As peds arrive, so do spaces beteen them - pores. These provide a new - albeit small, environment for creatures to live in. In this new world, there are lots if new questions:

How is microbial dispersal influenced by the pore spaces being filled with air, water, or nutrient medium? 

How does pore space geometry affect microbial dispersal, such as channels angled in zigzag patterns, forcing the microbes to navigate through increasingly sharper turns? 

Are bacteria and protists influenced in their dispersal capabilities to new pore spaces by the presence of a fungal hypha? 

How does drying and rewetting soil, and the moving and growing microorganisms, affect the spatial arrangement of the chips’ pore space? 

To answer these questions, electronic chips have been made to replicate the pores. "Both soil microbes and minerals enter the chips, which enables us to investigate diverse community interdependences, such as inter-kingdom and food-web interactions, and feedbacks between microbes and the pore space microstructures.
"Our experiments show that water and nutrient conditions mainly affect water-dwelling organism groups of bacteria and protists, while the shape of the microstructures has an effect on fungal dispersal. Fungal hyphae strongly enhance the colonization success for both bacteria and protists in an initially dry pore space via increased pore wetting. The chips also reveal spatiotemporal changes of microhabitats: hyphae both open up new passages in the pore space system and block them for both organisms and abiotic soil components. Water movements, triggered by drying and rewetting the soil, lead to the development of preferential water pathways that differentiate microhabitats further" (Mafla-Endara et al 2021). 

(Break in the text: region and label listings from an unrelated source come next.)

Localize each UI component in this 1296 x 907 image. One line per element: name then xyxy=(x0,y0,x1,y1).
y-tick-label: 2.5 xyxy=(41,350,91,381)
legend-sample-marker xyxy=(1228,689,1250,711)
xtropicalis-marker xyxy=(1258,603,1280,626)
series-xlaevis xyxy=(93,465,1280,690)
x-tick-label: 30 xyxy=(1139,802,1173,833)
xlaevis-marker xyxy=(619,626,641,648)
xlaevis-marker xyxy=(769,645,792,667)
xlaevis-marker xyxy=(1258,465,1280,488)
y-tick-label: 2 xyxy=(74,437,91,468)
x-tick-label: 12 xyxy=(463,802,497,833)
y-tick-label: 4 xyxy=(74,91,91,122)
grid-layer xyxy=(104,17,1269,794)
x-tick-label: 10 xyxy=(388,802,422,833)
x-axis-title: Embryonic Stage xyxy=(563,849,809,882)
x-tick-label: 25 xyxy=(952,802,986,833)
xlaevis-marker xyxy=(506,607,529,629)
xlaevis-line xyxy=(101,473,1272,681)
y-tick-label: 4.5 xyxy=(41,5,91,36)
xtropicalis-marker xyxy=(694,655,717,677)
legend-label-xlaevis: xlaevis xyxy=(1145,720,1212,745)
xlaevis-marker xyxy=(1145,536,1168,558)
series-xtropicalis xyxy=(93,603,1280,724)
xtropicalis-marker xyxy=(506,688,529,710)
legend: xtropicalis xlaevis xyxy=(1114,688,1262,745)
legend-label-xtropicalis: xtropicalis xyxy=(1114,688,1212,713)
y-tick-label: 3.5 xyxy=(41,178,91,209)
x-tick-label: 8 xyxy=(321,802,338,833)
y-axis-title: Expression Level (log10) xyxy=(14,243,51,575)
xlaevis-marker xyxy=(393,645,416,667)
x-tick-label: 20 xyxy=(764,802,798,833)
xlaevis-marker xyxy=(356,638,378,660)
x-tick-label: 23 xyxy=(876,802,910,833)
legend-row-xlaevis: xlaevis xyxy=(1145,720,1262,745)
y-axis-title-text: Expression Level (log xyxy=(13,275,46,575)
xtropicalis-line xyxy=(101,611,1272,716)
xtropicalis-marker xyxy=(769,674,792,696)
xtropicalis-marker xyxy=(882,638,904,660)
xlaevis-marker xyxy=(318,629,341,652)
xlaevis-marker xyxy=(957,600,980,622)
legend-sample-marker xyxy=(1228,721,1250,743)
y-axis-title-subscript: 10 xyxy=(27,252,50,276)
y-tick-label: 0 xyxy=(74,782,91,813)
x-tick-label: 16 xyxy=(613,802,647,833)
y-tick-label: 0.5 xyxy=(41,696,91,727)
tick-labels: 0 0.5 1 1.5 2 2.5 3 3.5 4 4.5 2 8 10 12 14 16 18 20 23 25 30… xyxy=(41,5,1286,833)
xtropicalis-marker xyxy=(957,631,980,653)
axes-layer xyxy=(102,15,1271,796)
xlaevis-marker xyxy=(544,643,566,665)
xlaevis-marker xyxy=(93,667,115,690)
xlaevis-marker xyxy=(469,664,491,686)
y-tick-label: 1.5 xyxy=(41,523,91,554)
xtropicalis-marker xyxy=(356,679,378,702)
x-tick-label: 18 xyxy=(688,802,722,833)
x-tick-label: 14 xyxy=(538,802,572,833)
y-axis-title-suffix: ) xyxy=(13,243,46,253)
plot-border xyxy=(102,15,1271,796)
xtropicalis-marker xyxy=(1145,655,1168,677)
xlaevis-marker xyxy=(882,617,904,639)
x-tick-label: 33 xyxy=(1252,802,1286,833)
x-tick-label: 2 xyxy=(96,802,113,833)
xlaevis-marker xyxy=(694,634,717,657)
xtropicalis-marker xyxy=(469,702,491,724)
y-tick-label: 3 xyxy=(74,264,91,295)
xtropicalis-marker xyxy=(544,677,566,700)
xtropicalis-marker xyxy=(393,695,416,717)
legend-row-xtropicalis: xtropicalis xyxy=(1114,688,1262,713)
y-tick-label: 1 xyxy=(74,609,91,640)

To have pores, there has to be a structure. "Across the DFS (distributive fluvial system)  there is evidence of plant-sediment interactions in the form of vegetation-induced sedimentary structures, rooting features, and accumulations of plant debris. Plant remains are also found in nearshore facies adjacent to the DFS, attesting to the development of a novel non-marine/marine teleconnection from the production and export of new biological sedimentary particles. The Hangman Sandstone Formation is illustrative of the revolutionary power of cladoxylopsid trees as biogeomorphic agents, forming densely spaced forests and shedding exceptionally abundant plant debris, whilst also impacting local landforms and sediment accumulations and profoundly changing landform resilience against flood disturbance events. These findings provide evidence that the Eifelian Stage (393.3-387.7 Ma) marks the onset of tree-driven changes to physical environments that would forever change Earth's non-marine landscapes and biosphere...The debris thus appears to be a passive accumulation of shed woody material of uniform taxonomy of the former sediment substrate, with limited interaction with classic sedimentary particles and having nit experienced orientation of flowing water. ". Davies 2024 

"Clastic sediments are predominantly clay minerals and quartz particles, with minor amounts of Feldspars, micas, and heavy minerals. Porosity results from the space between the grain particles that is not filled with cement or clay. Porosity is usually in the range from 10% to 30% depending on the grain sizes, compaction, and the amount of cement present between the pores. Permeability, which is the property that permits fluid to flow through the pores, is controlled by the amount of cement, the degree of compaction, and the magnitude and variation of grain sizes." Aminzadeh 2013 

We now know the litter layer has been here for that time. When I say ‘litter layer’ than can be quite thick. It could include peat like substances. You could imagine mosses on peat – much like sphagnum moss on peatbogs today. Basically the ‘soil’ then is the equivalent of what we now call Horizon O. That litter and plant cover would start to protect what is going beneath. Many other developments of soil must have happened below that litter – without affecting it. Which is handy, as it means we can look at what a litter layer or peatbog is doing now, to predict back to earlier times.

This thin skin of litter is what starts to makes lumps of life, not sand, silt or clay. It is a magical mix of minerals and matter, created by life forces. This is the stable environment, that survives extremes, even mass extinctions, to protect soil development below.